Malatya Ağır Ceza Mahkemesi tarafından kabul edilen iddianamenin tamamı, Ü.A.'nın Facebook’tan yaptığı paylaşımlara dayanıyor. İddianamede SOL Partili Ü.A.’nın söz konusu paylaşımları hakkında “değişik zamanlarda kendisine ait ve kullanımında olan Facebook sosyal paylaşım sitesinde, PKK/KCK Terör örgütü mensuplarının fotoğraflarını, sözde bayrak ve amblemler ile flamalarının paylaşımlarını yaparak terör örgütünü özendirici hale getirmeye çalıştığı” iddiasında bulunuldu.
Savcılık, 1968 yılı devamındaki devrimci gençlik hareketinin içinden çıkan THKP-C’nin önde gelen iki isminin, ölümlerinden yıllar sonra kurulan örgütlere mensup olduklarını savundu.
ÇAYAN YPG, CEVAHİR PKK MENSUBU
BirGün'den Uğur Koç'un haberine göre, 30 Mart 1972’de Tokat’ın Kızıldere köyünde öldürülen Mahir Çayan’ın 2012 yılında kurulan YPG’nin mensubu olduğunu öne süren Savcılık, 1 Haziran 1971’de İstanbul Maltepe’de öldürülen Hüseyin Cevahir’i ise 1978’de kurulan PKK ile ilişkilendirdi.
İddianamede iki isim hakkında şu ifadeler kullanıldı:
27 Ocak tarihinde; PKK/KCK/YPG terör örgütü mensubu Mahir Çayan’a ait kara kalem resim üzerinde “ülke faşizmin kuşatması altındaysa tüm güzler birleşmelidir” şeklinde yorum bulunan fotoğraf paylaşımda bulunduğu…

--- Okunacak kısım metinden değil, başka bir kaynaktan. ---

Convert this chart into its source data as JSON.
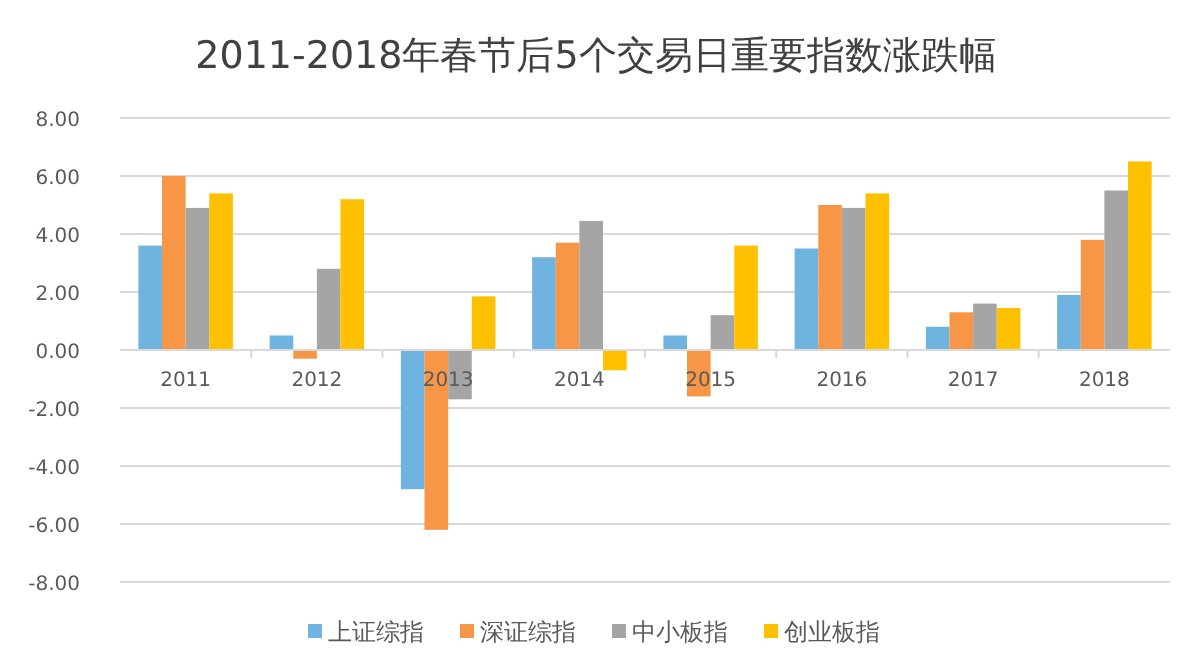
{
  "chart_data": {
    "type": "bar",
    "title": "2011-2018年春节后5个交易日重要指数涨跌幅",
    "categories": [
      "2011",
      "2012",
      "2013",
      "2014",
      "2015",
      "2016",
      "2017",
      "2018"
    ],
    "series": [
      {
        "name": "上证综指",
        "color": "#6fb3e0",
        "values": [
          3.6,
          0.5,
          -4.8,
          3.2,
          0.5,
          3.5,
          0.8,
          1.9
        ]
      },
      {
        "name": "深证综指",
        "color": "#f79646",
        "values": [
          6.0,
          -0.3,
          -6.2,
          3.7,
          -1.6,
          5.0,
          1.3,
          3.8
        ]
      },
      {
        "name": "中小板指",
        "color": "#a5a5a5",
        "values": [
          4.9,
          2.8,
          -1.7,
          4.45,
          1.2,
          4.9,
          1.6,
          5.5
        ]
      },
      {
        "name": "创业板指",
        "color": "#ffc000",
        "values": [
          5.4,
          5.2,
          1.85,
          -0.7,
          3.6,
          5.4,
          1.45,
          6.5
        ]
      }
    ],
    "ylim": [
      -8,
      8
    ],
    "yticks": [
      {
        "value": -8,
        "label": "-8.00"
      },
      {
        "value": -6,
        "label": "-6.00"
      },
      {
        "value": -4,
        "label": "-4.00"
      },
      {
        "value": -2,
        "label": "-2.00"
      },
      {
        "value": 0,
        "label": "0.00"
      },
      {
        "value": 2,
        "label": "2.00"
      },
      {
        "value": 4,
        "label": "4.00"
      },
      {
        "value": 6,
        "label": "6.00"
      },
      {
        "value": 8,
        "label": "8.00"
      }
    ],
    "grid": "y",
    "legend": "bottom"
  }
}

1 Haziran 2018 tarihinde, “Devrimci Yol Hüseyin Cevahir 1 Haziran 1971 Unutmayacağız” şeklinde yorum ve “Hüseyin Cevahir Yaşıyor!” açıklaması ile PKK/KCK Terör Örgütü mensubu Hüseyin Cevahir'e ait fotoğraf paylaşımında bulunduğu…
'OBJEKTİF TARİHE AYKIRI'
Malatya Cumhuriyet Başsavcılığı’nın 1 yıldan 5 yıla kadar hapis cezası talep eden garabet iddianamesini değerlendiren Ü.A.’nın Avukatı Ezgi Ergen, “Mahir Çayan’ın ölüm yılı dikkate alındığında dahi iddianamenin gerçekten uzak olduğu çok açık iken benzeri birçok paylaşım için aynı kanaate varılarak müvekkil aleyhine iddianame düzenlenip mahkeme tarafından kabul edilmiş” yorumu yaptı.
Avukat Ergen ayrıca şunları söyledi: “Hem ifade özgürlüğü sınırları içerisinde değerlendirilmesi gereken somut durumun yargılamaya açık hale gelmesi, hem de iddianamenin objektif tarihe dahi bu kadar aykırı olması hukuki açıdan ne yazık ki talihsizdir.”